Valorizzare l’immobile: la sicurezza incide su prezzo di vendita e appetibilità
Quando si decide di mettere in vendita una proprietà, l’obiettivo principale è quasi sempre lo stesso: massimizzare il valore del bene e ridurre i tempi di trattativa. Spesso si investe in una rinfrescata alle pareti o nel miglioramento della classe energetica, ma esiste un fattore determinante che incide profondamente sulla psicologia dell’acquirente: la percezione di protezione.
In un mercato sempre più esigente, la sicurezza non è più considerata un semplice accessorio, ma un vero e proprio investimento strutturale. Integrare un sistema di sicurezza d’eccellenza come Verisure permette infatti di presentare l’immobile sotto una luce diversa, comunicando immediatamente un senso di cura e attenzione ai dettagli che rassicura chiunque varchi la soglia per la prima volta.
Cosa cercano oggi gli acquirenti
Le priorità di chi cerca casa sono cambiate radicalmente negli ultimi anni. Se un tempo la metratura e la vicinanza ai servizi erano gli unici pilastri della scelta, oggi la gerarchia dei bisogni vede la sicurezza stabilmente nella “top 3” delle richieste, subito dopo l’efficienza energetica e la presenza di spazi esterni vivibili.
Questa tendenza diventa una necessità imprescindibile per determinate tipologie abitative, come le ville indipendenti, le case a schiera o gli appartamenti situati ai piani bassi e rialzati.
Un potenziale acquirente che visita una casa già dotata di un moderno antifurto casa si sente sollevato dal dover pianificare futuri lavori o installazioni, percependo l’abitazione come un luogo protetto e meno vulnerabile ai rischi esterni.
L’effetto chiavi in mano
Presentare una casa “pronta da abitare” è il segreto per concludere vendite rapide e vantaggiose.
L’effetto chiavi in mano non riguarda solo l’assenza di crepe o la funzionalità degli impianti idraulici, ma si estende alla qualità della vita che quella casa promette di offrire.
Per questo un immobile che include già un sistema di protezione avanzato è percepito come un prodotto di standard superiore rispetto alla media del mercato.
Questo accade perché la sicurezza viene vista come un valore aggiunto che giustifica un posizionamento di prezzo più alto: il compratore non sta acquistando solo dei metri quadri, ma la serenità di poter dormire sonni tranquilli fin dal primo giorno dopo il rogito, senza la preoccupazione di dover gestire installazioni complesse.
Il valore del monitoraggio professionale
Un errore comune è pensare che ogni sistema di protezione abbia lo stesso peso in fase di trattativa. Una semplice sirena esterna, spesso definita “muta” perché non collegata a un servizio di risposta, non ha lo stesso potere contrattuale di un sistema gestito professionalmente.
Un antifurto per casa collegato a una Centrale Operativa attiva 24 ore su 24 rappresenta un argomento di vendita estremamente potente. Spiegare a un interessato che la casa è monitorata costantemente e che ogni segnale di intrusione viene gestito in tempo reale da esperti trasforma l’impianto da costo a beneficio tangibile.
Questo livello di protezione professionale eleva il prestigio dell’immobile, rendendolo molto più appetibile rispetto a soluzioni simili che ne sono prive.
Affitti e sicurezza: un binomio vincente
Il discorso non cambia se l’obiettivo non è la vendita, ma la messa a rendita dell’immobile.

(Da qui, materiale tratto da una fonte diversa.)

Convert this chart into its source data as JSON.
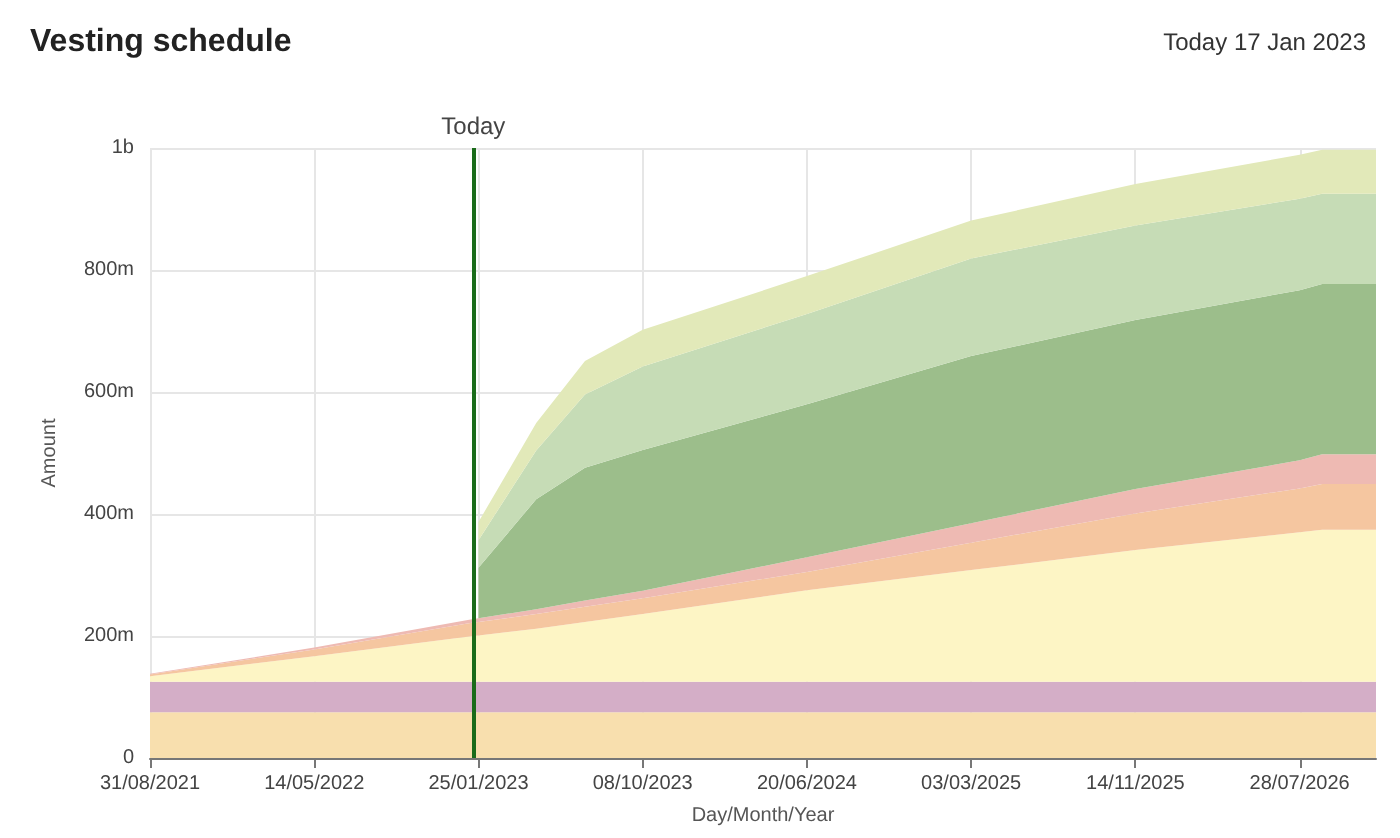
{
  "chart_data": {
    "type": "area",
    "title": "Vesting schedule",
    "subtitle": "Today 17 Jan 2023",
    "xlabel": "Day/Month/Year",
    "ylabel": "Amount",
    "stacked": true,
    "grid": true,
    "x": [
      "2021-08-31",
      "2022-05-14",
      "2023-01-17",
      "2023-01-25",
      "2023-04-25",
      "2023-07-10",
      "2023-10-08",
      "2024-06-20",
      "2025-03-03",
      "2025-11-14",
      "2026-07-28",
      "2026-09-01",
      "2026-11-24"
    ],
    "xlim": [
      "2021-08-31",
      "2026-11-24"
    ],
    "xticks": [
      {
        "value": "2021-08-31",
        "label": "31/08/2021"
      },
      {
        "value": "2022-05-14",
        "label": "14/05/2022"
      },
      {
        "value": "2023-01-25",
        "label": "25/01/2023"
      },
      {
        "value": "2023-10-08",
        "label": "08/10/2023"
      },
      {
        "value": "2024-06-20",
        "label": "20/06/2024"
      },
      {
        "value": "2025-03-03",
        "label": "03/03/2025"
      },
      {
        "value": "2025-11-14",
        "label": "14/11/2025"
      },
      {
        "value": "2026-07-28",
        "label": "28/07/2026"
      }
    ],
    "ylim": [
      0,
      1000000000
    ],
    "yticks": [
      0,
      {
        "value": 200000000,
        "label": "200m"
      },
      {
        "value": 400000000,
        "label": "400m"
      },
      {
        "value": 600000000,
        "label": "600m"
      },
      {
        "value": 800000000,
        "label": "800m"
      },
      {
        "value": 1000000000,
        "label": "1b"
      }
    ],
    "series": [
      {
        "color": "#f8dfae",
        "values": [
          75000000,
          75000000,
          75000000,
          75000000,
          75000000,
          75000000,
          75000000,
          75000000,
          75000000,
          75000000,
          75000000,
          75000000,
          75000000
        ]
      },
      {
        "color": "#d4aec7",
        "values": [
          50000000,
          50000000,
          50000000,
          50000000,
          50000000,
          50000000,
          50000000,
          50000000,
          50000000,
          50000000,
          50000000,
          50000000,
          50000000
        ]
      },
      {
        "color": "#fdf5c5",
        "values": [
          9000000,
          42000000,
          75000000,
          76000000,
          87000000,
          98000000,
          111000000,
          150000000,
          183000000,
          216000000,
          245000000,
          249000000,
          249000000
        ]
      },
      {
        "color": "#f5c6a0",
        "values": [
          3000000,
          11000000,
          22000000,
          22000000,
          24000000,
          25000000,
          26000000,
          30000000,
          45000000,
          60000000,
          72000000,
          75000000,
          75000000
        ]
      },
      {
        "color": "#eebab3",
        "values": [
          1000000,
          3000000,
          6000000,
          6000000,
          8000000,
          10000000,
          12000000,
          24000000,
          32000000,
          40000000,
          46000000,
          49000000,
          49000000
        ]
      },
      {
        "color": "#9cbe8b",
        "values": [
          null,
          null,
          null,
          83000000,
          180000000,
          218000000,
          231000000,
          251000000,
          274000000,
          277000000,
          279000000,
          279000000,
          279000000
        ]
      },
      {
        "color": "#c6dcb6",
        "values": [
          null,
          null,
          null,
          45000000,
          80000000,
          120000000,
          137000000,
          148000000,
          160000000,
          155000000,
          150000000,
          148000000,
          148000000
        ]
      },
      {
        "color": "#e2e9b9",
        "values": [
          null,
          null,
          null,
          30000000,
          45000000,
          55000000,
          60000000,
          62000000,
          62000000,
          68000000,
          72000000,
          72000000,
          72000000
        ]
      }
    ],
    "ref_lines": [
      {
        "axis": "x",
        "value": "2023-01-17",
        "label": "Today",
        "color": "#1a6b1a"
      }
    ]
  }
}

Per un proprietario che desidera affittare, la presenza di un sistema di allarme è un formidabile filtro per la selezione della clientela.
Gli inquilini disposti a pagare un canone leggermente superiore sono solitamente quelli che cercano standard abitativi elevati e che hanno a cuore la cura degli ambienti.
Un allarme installato attira profili più referenziati, riduce il turnover e garantisce al locatore che la propria proprietà sia difesa anche durante i periodi di sfitto.